Подсознательно она боялась, что Леша напомнит ей Юру не только внешне, но и… по запаху. У ее любимого кожа как-то удивительно пахла – такого она не встречала больше ни у одного из мужчин. Это было что-то вроде смеси кедровой хвои и перебродившего винограда. Зовущий, тревожный аромат. Он улавливался не столько ноздрями, сколько нутром. От него начинало щекотать где-то под коленками. И в ногах сразу возникала слабость… Можно ли на всю жизнь запомнить запах? Оказывается, можно. Только словесному описанию он не поддается…

К ее великому облегчению, – но одновременно и разочарованию, – сын был лишен этой особенности. Он пользовался американской туалетной водой – Инна безошибочно распознала ее марку. Запах сам по себе был интересным, но никак не вязался с обликом парня: ему бы что-то более сложное, более трепетное… Она непременно этим займется: видимо, мальчик просто не приучен придавать значения ароматам.

Тут она ошиблась. Алексей был, как и мать, одарен тонким обонянием. И сейчас его, и так очарованного, окончательно околдовал запах, исходящий от волос этой женщины, родившей его двадцать лет назад. Букет луговых цветов под жарким, зависшим в зените солнцем, плюс легкий ветерок откуда-то с ледяного озера… И, может быть, еще чуточку свежего, только что выпавшего снега…

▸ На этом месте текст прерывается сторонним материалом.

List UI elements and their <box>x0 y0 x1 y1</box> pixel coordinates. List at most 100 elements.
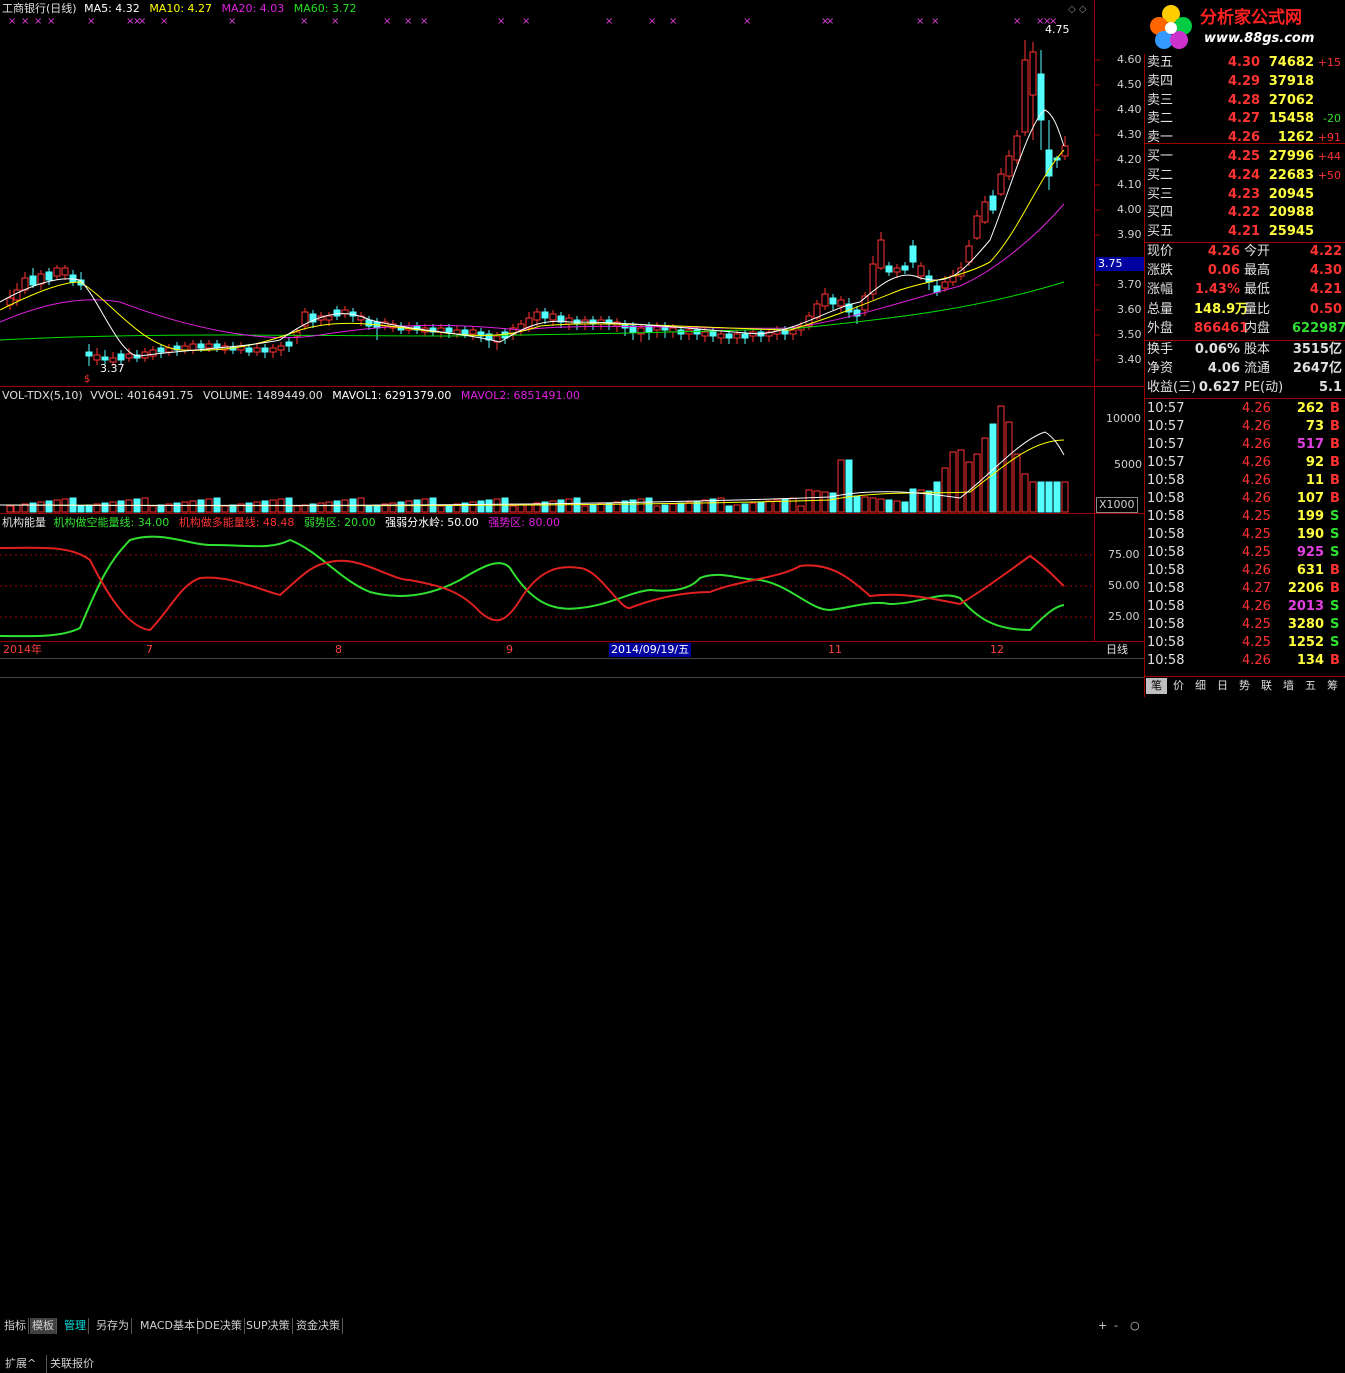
volume-bar <box>77 505 85 513</box>
candle-body <box>741 333 749 339</box>
tick-volume: 2206 <box>1287 581 1324 596</box>
price-axis-label: 3.70 <box>1117 278 1142 291</box>
stat-key: 现价 <box>1147 244 1174 259</box>
quote-tab[interactable]: 墙 <box>1283 679 1294 692</box>
tab-dde[interactable]: DDE决策 <box>194 1318 245 1334</box>
tick-row[interactable]: 10:58 4.26 11 B <box>1144 472 1343 490</box>
level-label: 卖三 <box>1147 92 1174 108</box>
period-label[interactable]: 日线 <box>1106 643 1128 656</box>
tab-macd[interactable]: MACD基本 <box>138 1318 198 1334</box>
volume-bar <box>109 501 117 513</box>
level-label: 买三 <box>1147 186 1174 202</box>
tick-row[interactable]: 10:58 4.25 925 S <box>1144 544 1343 562</box>
expand-button[interactable]: 扩展^ <box>5 1357 37 1370</box>
indicator-name[interactable]: 机构能量 <box>2 516 46 529</box>
chart-canvas[interactable]: × × × × × ××× × × × × × × × × × × × × × ×× × × × ××× <box>0 0 1345 697</box>
ind-axis-75: 75.00 <box>1108 548 1140 561</box>
tab-manage[interactable]: 管理 <box>62 1318 89 1334</box>
tick-row[interactable]: 10:58 4.26 2013 S <box>1144 598 1343 616</box>
quote-tab[interactable]: 筹 <box>1327 679 1338 692</box>
order-book-row[interactable]: 卖一 4.26 1262 +91 <box>1144 129 1343 147</box>
tick-row[interactable]: 10:58 4.25 3280 S <box>1144 616 1343 634</box>
volume-bar <box>757 501 765 513</box>
price-axis-label: 4.40 <box>1117 103 1142 116</box>
candle-body <box>837 299 845 307</box>
zoom-out-button[interactable]: - <box>1114 1319 1118 1332</box>
tick-row[interactable]: 10:57 4.26 517 B <box>1144 436 1343 454</box>
order-book-row[interactable]: 买一 4.25 27996 +44 <box>1144 148 1343 166</box>
order-book-row[interactable]: 买四 4.22 20988 <box>1144 204 1343 222</box>
order-book-row[interactable]: 卖二 4.27 15458 -20 <box>1144 110 1343 128</box>
stat-row: 涨跌 0.06 最高 4.30 <box>1144 262 1343 280</box>
signal-marker-icon: × <box>916 16 924 27</box>
order-book-row[interactable]: 卖四 4.29 37918 <box>1144 73 1343 91</box>
volume-bar <box>789 497 797 513</box>
tick-row[interactable]: 10:58 4.25 1252 S <box>1144 634 1343 652</box>
tick-row[interactable]: 10:58 4.26 631 B <box>1144 562 1343 580</box>
volume-bar <box>221 505 229 513</box>
date-axis-nov: 11 <box>828 643 842 656</box>
related-quote-button[interactable]: 关联报价 <box>46 1355 97 1373</box>
tick-time: 10:58 <box>1147 581 1185 596</box>
tick-row[interactable]: 10:57 4.26 73 B <box>1144 418 1343 436</box>
stat-key: PE(动) <box>1244 380 1284 395</box>
tab-indicator[interactable]: 指标 <box>2 1318 29 1334</box>
tick-row[interactable]: 10:58 4.26 134 B <box>1144 652 1343 670</box>
order-book-row[interactable]: 买三 4.23 20945 <box>1144 186 1343 204</box>
tab-save-as[interactable]: 另存为 <box>94 1318 132 1334</box>
stat-key: 今开 <box>1244 244 1271 259</box>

Опять он невольно сравнивал. Надя всегда покупала терпкие арабские духи: ей нравились их замысловатые позолоченные флаконы из толстого стекла с притертыми пробками. Девушке даже в голову не приходило, что запахи этой парфюмерии делают ее на десяток лет старше. Алексей задыхался в жаркие ночи любви, когда испарения потных тел усиливали интенсивность духов. Потому-то он и приобрел себе этот крепкий, «очень мужественный» спрей, перебивающий Надину арабскую сладость. А вовсе не оттого, что его нос был нечувствительным, как решила мать.

– Нежности телячьи! – снова забрюзжал Николай Павлович. – За всю жизнь решила наверстать? Леха, а ты-то чего раскис?

Мать и сын оторвались друг от друга. Инна заметила: бедняжка Надя приспустила ремешки-задники у своих сверкающих босоножек. Ей было уже невмоготу стоять посреди зала в неудобной обуви.

– Давай сделаем эксченч, – предложила женщина, и девчушка тут же радостно и благодарно закивала.

Отойдя к стеночке, они поменялись туфлями.

Николай Павлович что-то недовольно пробубнил по поводу стриптиза на глазах честного народа, а его внук следил за процедурой переобувания широко раскрытыми глазами.

Он как будто ждал, что сейчас произойдет некое преображение одной женщины в другую, но…

Ничего не изменилось. Надя как была, так и осталась косолапенькой. Более того, в туфлях без каблуков она даже стала казаться грузной, точно приплюснутой к полу, несмотря на всю свою миниатюрность.

А Инна, наоборот, словно приподнялась над землей. Попробовала пройтись: ее ли размер? Оказалось – как раз ей по ноге, как и прикидывала. И самое удивительное, что золотые вечерние босоножки из тонких ремешков, как выяснилось, идеально гармонируют с чуть помятой одеждой стиля сафари! Как будто изготовлены специально к этой рубашке и этим брючкам на заказ!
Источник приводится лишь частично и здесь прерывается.